Polskie koszykarki przegrały w Katowicach po dogrywce z Litwinkami 73:75 (28:15, 14:17, 10:20, 14:14, d. 7:9) w drugim meczu eliminacji EuroBasketu 2025. Porażka jest o tyle bolesna, że biało-czerwone na półmetku prowadziły dziesięcioma punktami.
Przed meczem:
Polki kapitalnie rozpoczęły eliminacje do EuroBasketu 2025. W Antwerpii, na inaugurację, pokonały faworyzowany zespół z Belgii 67:62. Mistrzynie Europy zostały całkowicie zaskoczone przez świetnie dysponowane biało-czerwone, a te otworzyły sobie drogę do pierwszego od dziesięciu lat awansu na mistrzostwa Europy.
Przebieg meczu:
Zespół gości prowadził tyko na początku pierwszej kwarty. Przy stanie 8:11 dwie akcje za pięć punktów skończyła Stephanie Mavunga, koleżanki z zespołu poszły za jej przykładem i po chwili było 19:11. Litwinki miały problemy z pokonaniem polskiej obrony, wyraźnie zdenerwowany był ich trener Rimantas Grigas. Po 10 minutach biało-czerwone prowadziły 28:15 i wydawało się, że mają mecz pod kontrolą.

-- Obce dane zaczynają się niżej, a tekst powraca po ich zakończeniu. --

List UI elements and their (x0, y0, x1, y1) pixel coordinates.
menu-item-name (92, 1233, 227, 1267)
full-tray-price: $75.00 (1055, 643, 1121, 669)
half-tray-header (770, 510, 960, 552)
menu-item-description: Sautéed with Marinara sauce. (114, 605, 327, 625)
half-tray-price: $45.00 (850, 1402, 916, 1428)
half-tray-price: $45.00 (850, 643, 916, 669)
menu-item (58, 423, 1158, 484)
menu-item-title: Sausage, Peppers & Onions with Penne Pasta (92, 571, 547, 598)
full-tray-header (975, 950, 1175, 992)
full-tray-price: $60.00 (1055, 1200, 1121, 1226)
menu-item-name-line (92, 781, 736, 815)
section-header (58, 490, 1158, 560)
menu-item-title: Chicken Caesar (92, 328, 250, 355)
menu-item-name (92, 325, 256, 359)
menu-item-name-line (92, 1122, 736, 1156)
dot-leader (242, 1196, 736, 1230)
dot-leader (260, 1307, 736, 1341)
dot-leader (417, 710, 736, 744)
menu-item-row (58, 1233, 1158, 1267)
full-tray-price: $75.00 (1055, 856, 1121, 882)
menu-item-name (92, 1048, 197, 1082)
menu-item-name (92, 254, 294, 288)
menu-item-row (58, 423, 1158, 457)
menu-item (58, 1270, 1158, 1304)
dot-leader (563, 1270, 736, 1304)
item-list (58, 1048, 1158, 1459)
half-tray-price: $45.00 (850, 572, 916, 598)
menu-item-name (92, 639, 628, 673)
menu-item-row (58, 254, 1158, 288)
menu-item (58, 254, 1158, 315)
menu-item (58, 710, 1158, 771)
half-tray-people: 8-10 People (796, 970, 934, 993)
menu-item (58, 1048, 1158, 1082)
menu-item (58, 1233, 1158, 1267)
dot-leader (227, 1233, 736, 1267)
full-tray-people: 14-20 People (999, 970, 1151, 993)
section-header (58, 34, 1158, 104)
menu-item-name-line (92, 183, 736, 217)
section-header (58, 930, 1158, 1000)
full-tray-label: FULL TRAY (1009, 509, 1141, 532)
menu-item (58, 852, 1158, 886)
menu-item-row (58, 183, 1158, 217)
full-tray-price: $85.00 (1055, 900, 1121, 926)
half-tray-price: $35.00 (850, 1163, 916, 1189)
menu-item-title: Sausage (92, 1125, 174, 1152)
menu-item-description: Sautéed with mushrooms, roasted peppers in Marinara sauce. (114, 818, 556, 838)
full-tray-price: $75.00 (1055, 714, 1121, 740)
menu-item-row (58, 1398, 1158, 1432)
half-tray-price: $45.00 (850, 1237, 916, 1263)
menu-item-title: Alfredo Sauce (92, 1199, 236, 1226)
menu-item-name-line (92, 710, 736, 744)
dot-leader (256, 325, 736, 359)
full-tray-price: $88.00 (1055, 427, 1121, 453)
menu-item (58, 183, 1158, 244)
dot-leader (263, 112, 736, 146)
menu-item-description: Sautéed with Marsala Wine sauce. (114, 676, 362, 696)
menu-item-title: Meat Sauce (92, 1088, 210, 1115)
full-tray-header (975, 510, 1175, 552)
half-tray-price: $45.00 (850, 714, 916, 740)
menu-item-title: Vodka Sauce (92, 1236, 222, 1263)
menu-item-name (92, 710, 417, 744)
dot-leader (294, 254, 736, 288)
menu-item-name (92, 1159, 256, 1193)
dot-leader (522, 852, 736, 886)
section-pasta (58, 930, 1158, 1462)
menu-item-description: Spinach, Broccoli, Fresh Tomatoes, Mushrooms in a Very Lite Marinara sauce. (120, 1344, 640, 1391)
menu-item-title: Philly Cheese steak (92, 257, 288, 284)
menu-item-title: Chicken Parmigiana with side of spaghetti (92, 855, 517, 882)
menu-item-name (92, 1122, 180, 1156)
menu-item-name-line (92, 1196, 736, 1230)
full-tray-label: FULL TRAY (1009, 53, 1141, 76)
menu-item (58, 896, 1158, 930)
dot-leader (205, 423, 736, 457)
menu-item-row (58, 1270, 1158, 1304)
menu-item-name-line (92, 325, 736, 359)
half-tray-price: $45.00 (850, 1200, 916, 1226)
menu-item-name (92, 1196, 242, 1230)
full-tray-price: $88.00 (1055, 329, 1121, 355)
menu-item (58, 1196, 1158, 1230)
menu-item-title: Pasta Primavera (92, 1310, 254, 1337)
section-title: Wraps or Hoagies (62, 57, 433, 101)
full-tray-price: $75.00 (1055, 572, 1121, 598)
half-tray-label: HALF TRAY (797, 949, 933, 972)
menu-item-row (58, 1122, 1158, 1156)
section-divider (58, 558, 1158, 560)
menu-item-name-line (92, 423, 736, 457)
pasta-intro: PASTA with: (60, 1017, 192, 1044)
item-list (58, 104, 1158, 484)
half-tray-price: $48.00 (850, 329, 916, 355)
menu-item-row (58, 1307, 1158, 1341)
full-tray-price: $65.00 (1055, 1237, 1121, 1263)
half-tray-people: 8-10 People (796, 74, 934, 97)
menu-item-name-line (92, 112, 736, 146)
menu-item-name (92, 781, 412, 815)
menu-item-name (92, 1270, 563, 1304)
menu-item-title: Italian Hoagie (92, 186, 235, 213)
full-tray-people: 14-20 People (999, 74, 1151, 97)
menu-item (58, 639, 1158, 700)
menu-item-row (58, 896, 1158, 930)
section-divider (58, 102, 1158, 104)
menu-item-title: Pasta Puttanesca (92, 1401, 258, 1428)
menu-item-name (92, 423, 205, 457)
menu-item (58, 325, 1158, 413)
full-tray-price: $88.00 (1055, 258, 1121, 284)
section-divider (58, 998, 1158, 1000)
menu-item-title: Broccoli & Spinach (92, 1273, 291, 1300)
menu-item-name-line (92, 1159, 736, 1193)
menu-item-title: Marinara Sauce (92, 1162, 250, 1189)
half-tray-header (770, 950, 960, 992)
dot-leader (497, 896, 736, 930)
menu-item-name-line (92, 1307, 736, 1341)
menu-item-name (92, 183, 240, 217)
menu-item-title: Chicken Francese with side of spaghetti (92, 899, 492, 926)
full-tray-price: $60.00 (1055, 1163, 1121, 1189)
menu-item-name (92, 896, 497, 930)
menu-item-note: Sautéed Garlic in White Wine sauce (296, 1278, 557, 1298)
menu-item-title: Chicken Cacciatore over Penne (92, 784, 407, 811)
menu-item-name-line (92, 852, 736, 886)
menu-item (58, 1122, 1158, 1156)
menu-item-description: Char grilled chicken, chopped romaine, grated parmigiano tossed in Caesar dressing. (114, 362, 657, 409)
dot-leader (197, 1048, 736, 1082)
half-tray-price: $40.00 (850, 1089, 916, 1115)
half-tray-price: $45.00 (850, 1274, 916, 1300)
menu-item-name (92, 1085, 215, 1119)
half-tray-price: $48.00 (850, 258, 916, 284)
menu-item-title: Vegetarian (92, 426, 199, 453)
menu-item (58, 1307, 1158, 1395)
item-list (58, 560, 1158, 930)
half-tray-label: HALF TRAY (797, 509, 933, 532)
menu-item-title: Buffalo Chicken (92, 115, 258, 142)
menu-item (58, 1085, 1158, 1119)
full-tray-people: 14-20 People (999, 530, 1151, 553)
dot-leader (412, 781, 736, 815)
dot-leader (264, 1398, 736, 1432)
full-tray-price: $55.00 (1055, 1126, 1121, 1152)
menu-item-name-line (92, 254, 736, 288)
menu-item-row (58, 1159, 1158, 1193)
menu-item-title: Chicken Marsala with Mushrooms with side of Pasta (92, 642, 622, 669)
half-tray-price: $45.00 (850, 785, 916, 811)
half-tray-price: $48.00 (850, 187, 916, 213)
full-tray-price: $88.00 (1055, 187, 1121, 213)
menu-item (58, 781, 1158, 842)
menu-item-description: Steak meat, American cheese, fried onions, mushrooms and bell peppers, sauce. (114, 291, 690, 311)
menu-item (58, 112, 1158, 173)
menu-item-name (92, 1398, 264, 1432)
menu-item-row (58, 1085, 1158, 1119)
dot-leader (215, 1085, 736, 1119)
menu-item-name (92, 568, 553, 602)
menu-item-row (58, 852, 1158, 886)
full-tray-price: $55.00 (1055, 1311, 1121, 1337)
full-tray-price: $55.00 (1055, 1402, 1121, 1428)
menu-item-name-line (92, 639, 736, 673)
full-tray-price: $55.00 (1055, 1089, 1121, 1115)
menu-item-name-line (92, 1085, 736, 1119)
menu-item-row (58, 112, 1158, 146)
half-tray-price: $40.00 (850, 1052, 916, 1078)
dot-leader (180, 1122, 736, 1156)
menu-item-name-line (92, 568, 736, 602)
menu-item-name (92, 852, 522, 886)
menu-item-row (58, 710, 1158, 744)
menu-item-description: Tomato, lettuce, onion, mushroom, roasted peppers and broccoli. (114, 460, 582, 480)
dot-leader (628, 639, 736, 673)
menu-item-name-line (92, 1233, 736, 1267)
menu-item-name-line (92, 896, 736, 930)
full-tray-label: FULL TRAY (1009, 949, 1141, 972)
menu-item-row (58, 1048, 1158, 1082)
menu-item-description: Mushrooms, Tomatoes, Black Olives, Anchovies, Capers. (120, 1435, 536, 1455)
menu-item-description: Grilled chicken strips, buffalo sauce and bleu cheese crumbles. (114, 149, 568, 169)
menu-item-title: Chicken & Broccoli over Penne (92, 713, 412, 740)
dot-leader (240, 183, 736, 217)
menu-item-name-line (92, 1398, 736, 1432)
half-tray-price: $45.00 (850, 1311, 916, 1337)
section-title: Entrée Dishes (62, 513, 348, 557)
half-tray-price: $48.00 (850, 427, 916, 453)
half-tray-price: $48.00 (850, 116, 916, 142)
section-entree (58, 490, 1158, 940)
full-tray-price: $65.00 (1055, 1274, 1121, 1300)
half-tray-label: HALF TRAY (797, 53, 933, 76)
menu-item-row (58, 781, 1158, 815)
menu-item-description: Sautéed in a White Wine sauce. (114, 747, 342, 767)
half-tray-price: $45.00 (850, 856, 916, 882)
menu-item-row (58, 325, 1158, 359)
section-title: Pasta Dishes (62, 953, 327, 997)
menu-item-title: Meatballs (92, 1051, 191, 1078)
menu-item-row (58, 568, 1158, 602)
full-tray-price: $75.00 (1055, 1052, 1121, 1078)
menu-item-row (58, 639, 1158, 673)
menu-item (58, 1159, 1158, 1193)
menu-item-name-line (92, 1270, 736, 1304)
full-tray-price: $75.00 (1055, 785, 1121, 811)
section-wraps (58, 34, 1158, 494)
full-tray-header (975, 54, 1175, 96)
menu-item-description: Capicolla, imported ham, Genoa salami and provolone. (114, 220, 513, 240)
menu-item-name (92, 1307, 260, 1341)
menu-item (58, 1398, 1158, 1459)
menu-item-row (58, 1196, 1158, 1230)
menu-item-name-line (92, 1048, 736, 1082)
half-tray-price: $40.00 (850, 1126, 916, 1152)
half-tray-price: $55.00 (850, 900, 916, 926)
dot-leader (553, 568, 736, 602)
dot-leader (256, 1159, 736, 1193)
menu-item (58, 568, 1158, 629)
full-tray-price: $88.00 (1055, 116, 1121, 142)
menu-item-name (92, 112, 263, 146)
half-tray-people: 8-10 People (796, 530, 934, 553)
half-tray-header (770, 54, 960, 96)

Tymczasem w drugiej kwarcie sytuacja się zmieniła. Polki były mniej dokładne, przeciwniczki po kilku udanych akacjach złapały wiatr w żagle i odrabiały straty. Prowadzenie ekipy trenera Karola Kowalewskiego stopniało do 33:30 i dopiero końcówka kwarty, zwieńczona "trójką" trafioną przez Julię Drop, pozwoliła biało-czerwonym utrzymać solidną zaliczkę.
Roztrwoniły ją w trzeciej części, pełnej walki, ale też zmarnowanych dobrych sytuacji podkoszowych. Litwinki systematycznie się zbliżały i po rzucie za trzy punkty Gabriele Sulske wyrównały na 52:52. Ta sama zawodniczka otworzyła trafieniem z dystansu czwartą kwartę. Polki pudłowały nawet z bliska i to one musiały z niepokojem spoglądać na tablicę wyników, bowiem przegrywały już 53:64.
Drużyna gospodarzy odpowiedziała trzema "trójkami", rywalki popełniały proste błędy, co zapewniło mnóstwo emocji w końcówce. Przy stanie 66:66 piłkę miały Litwinki, ale nie zdołały oddać celnego rzutu i kibice – w większości na stojąco – obejrzeli dogrywkę.
W niej emocje sięgnęły zenitu. Zespół gości wypracował prowadzenie 74:68, ale po chwili dwie jego zawodniczki z urazami musiały opuścić boisko. Ostatecznie pogoń Polek była nieskuteczna i z wygranej cieszyły się rywalki.
Co dalej?
Stawką meczu w Katowicach było pierwsze miejsce w grupie na rok, bowiem eliminacje będą kontynuowane w... listopadzie 2024. Przed przerwą prowadzą Litwinki, przed Belgijkami i Polkami. Stawkę zamykają Azerki.
Do ME awansują zwycięzcy ośmiu grup i cztery najlepsze drużyny z drugich miejsc. Polki, mistrzynie Europy z 1999 roku, ostatni raz w tej imprezie wystąpiły w 2015.